Back in the de Young, in their permanent American collection, there are a number of mid to late nineteenth century paintings by Albert Bierstadt, 1830–1902, one of those Hudson River School artists who was enthralled with the exoticism of Yosemite and the giant redwoods of California and came west to paint them. Among his paintings on display is California Spring, which portrays a pastoral scene of cows grazing in a field contrasted with an approaching thunderstorm over the Sacramento River valley. This late period Bierstadt is inferior to much of his earlier Yosemite works, less interesting than his giant redwood paintings and less iconic than his heart-rending late painting, The Last of the Buffalo, from 1888, a study for which is also on display at the de Young.

The Spring image is of a tamed landscape - a pastoral that proclaims its domesticity (hence the latter-day aurochs). Yet it is phenomenally popular and prints of the work, now in the public-domain, or hand-painted knock-offs, can be purchased in the size of your choice. Bierstadt’s earlier paintings of the Sierras celebrated the mystical power of wilderness: they were much favored by critics and the public who, at some level, understood that these paintings served the mythic pretensions of the young Republic.

Roderick Nash in his seminal work, Wilderness and the American Mind, 2001, makes the point that wilderness was a basic ingredient of American culture in the nineteenth century. In contrast, Bierstadts’s pastoral idyll, painted at a time in his career when he had fallen from favor, now sounds a ghastly pre-echo of Thomas Kinkade, the self-proclaimed ‘Painter of Light’ whose work became a mass-market cultural cliché in the late twentieth century.

Hockney’s Yorkshire Wold paintings, his iPad series of The Arrival of Spring in Woldgate, East Yorkshire in 2011 (twenty eleven) and the 25 drawings in his charcoal series, The Arrival of Spring in 2013 (twenty thirteen) describe a landscape deeply familiar to him: one shaped by the human hand since the New Stone Age; farmed by Britons through the Iron and Bronze ages, the area then further deforested by the Romans and settled in succession by Saxons, Danes and Normans. Its fertile chalk soils are now subject to some of Europe’s most intense farming. Hockney found, through the seasons (but especially in spring), in the copses, rolling hills and farm tracks of his boyhood a subject for his relentlessly questing eye. Ironically, his iPad drawings of Yosemite which were included in this vast exhibit, and ink-jet printed to a staggering 12’ x 9’, are supremely decorative, but entirely lacking in gravitas.

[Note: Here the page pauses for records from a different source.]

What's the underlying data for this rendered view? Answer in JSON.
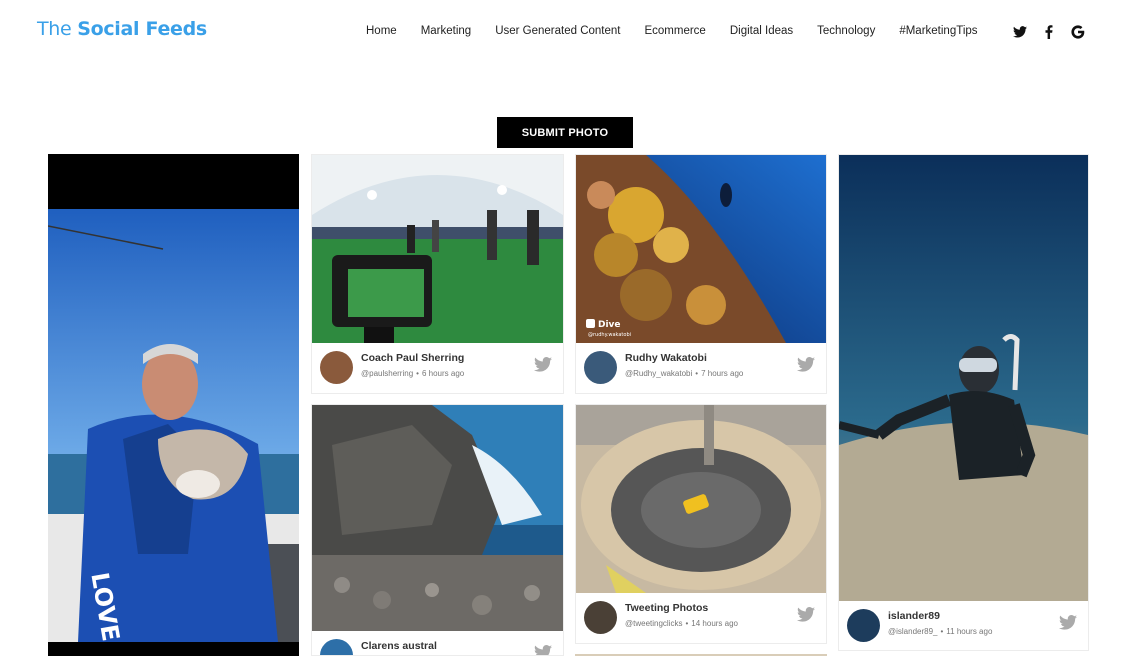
{
  "brand": {
    "prefix": "The",
    "name": "Social Feeds"
  },
  "nav": [
    "Home",
    "Marketing",
    "User Generated Content",
    "Ecommerce",
    "Digital Ideas",
    "Technology",
    "#MarketingTips"
  ],
  "social_icons": [
    "twitter-icon",
    "facebook-icon",
    "google-icon"
  ],
  "submit_label": "SUBMIT PHOTO",
  "accent_color": "#3aa0e8",
  "posts": [
    {
      "name": "Coach Paul Sherring",
      "handle": "@paulsherring",
      "time": "6 hours ago"
    },
    {
      "name": "Rudhy Wakatobi",
      "handle": "@Rudhy_wakatobi",
      "time": "7 hours ago",
      "watermark": "Dive",
      "watermark_sub": "@rudhy.wakatobi"
    },
    {
      "name": "islander89",
      "handle": "@islander89_",
      "time": "11 hours ago"
    },
    {
      "name": "Tweeting Photos",
      "handle": "@tweetingclicks",
      "time": "14 hours ago"
    },
    {
      "name": "Clarens austral",
      "handle": "",
      "time": ""
    }
  ]
}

I am cautiously celebrating the California spring: despite the lack of substantial rain, the season is well underway in the chaparral. Locally, soap plant, wild cucumber, blue-eyed grass, deer weed, peonies, purple nightshade (solanum xanti), goosefoot, vinegar weed, morning glory and erodium (the infidel of the group) are all poking their heads out of the dry ground. Elderberry and chaparral currant are flowering; sycamores and walnuts are leafing out.

Although several oaks have died on the property and, across the way on the north-facing slopes of Sulphur Mountain, many more are now shrouded in canopies of dead leaves, the overall resilience of the schlerophytic natives is phenomenal. Many of the trees are deep rooted and as I walk over the dusty land I imagine the aquifers beneath flowing sluggishly in porous rock or, more often, in slurries of yellow and black sands, nourishing the feeder roots of sycamore, oak, laurel sumac, holly leafed cherry, toyon, walnut, mountain mahogany and ceanothus.

Hockney is now back in Los Angeles, living in the Hollywood Hills. Beguiled for so many years by the exoticism of Los Angeles, fascinated by its faux irrigated landscapes and amoeboid pools, perhaps now, in his new maturity, he will finally discover the chaparral spring as fit subject for his scintillating, late-period landscape painting.